A relative of mine who's in her late 50s now had pancreatic cancer, and underwent Whipples, and chemo, and all that 8 years ago. Though she had a difficult initial period, for the last 5 years or more, she has been back to vacationing internationally- Europe, South America, etc... I am happy for her, and glad that she is better! Would I rather have what she had? Yes!
 

JAM

Jill
Messages
421
Maybe breast cancer. That is easy to treat and has good survival rates. And maybe they would put something in there for me! :D Also people then would understand my fatigue.
I recently had an acquaintance go through treatment for breast cancer. She had so much support, and her symptoms were less severe. She is now fully in remission and back to work full time.
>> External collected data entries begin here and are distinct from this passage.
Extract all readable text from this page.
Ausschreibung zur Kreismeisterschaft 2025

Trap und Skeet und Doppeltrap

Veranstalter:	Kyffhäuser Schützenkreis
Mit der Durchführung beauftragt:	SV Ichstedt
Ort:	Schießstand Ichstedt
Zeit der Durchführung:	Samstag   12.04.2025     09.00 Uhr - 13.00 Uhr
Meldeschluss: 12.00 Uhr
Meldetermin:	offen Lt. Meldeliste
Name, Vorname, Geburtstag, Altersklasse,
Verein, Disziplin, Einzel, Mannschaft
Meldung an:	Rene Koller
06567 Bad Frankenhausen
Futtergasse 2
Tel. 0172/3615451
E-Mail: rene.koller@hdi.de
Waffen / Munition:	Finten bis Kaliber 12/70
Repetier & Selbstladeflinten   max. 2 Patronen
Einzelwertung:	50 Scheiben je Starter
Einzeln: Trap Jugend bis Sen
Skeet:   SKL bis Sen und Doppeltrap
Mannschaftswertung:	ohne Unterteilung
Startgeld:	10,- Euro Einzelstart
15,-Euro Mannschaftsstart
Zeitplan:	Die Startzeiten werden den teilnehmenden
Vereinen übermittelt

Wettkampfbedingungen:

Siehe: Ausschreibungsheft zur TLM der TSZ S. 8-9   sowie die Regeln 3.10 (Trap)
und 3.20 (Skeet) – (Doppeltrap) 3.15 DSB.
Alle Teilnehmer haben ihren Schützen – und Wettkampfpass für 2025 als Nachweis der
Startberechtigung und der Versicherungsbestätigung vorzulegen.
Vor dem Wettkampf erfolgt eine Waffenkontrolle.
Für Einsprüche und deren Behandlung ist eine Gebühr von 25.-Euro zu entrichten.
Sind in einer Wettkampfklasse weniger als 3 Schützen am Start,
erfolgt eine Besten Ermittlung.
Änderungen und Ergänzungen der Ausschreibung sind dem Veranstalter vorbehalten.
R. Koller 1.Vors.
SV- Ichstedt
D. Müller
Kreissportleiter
I felt jealous; of the support, the knowing what the treatment was and when it would end, all of it. It made me feel so guilty for feeling that way. But goodness knows a meal train, random packages from friends and relatives, and visits from friends would make my life so much easier. Most of my friends and family either don't understand my illness, or think I am just trying to get attention.
 

Little Bluestem

All Good Things Must Come to an End
Messages
4,930
Strange, I had constant pulsatile tinnitus in my ear for more than a year. Later, I had this cfs, and since this relapse in 2012, I noticed that the tinnitus disappeared, mysteriously!
Unfortunately, mine is still with me some 20 years later. Fortunately, I have some things that keep it to a low level and am not much bothered by it.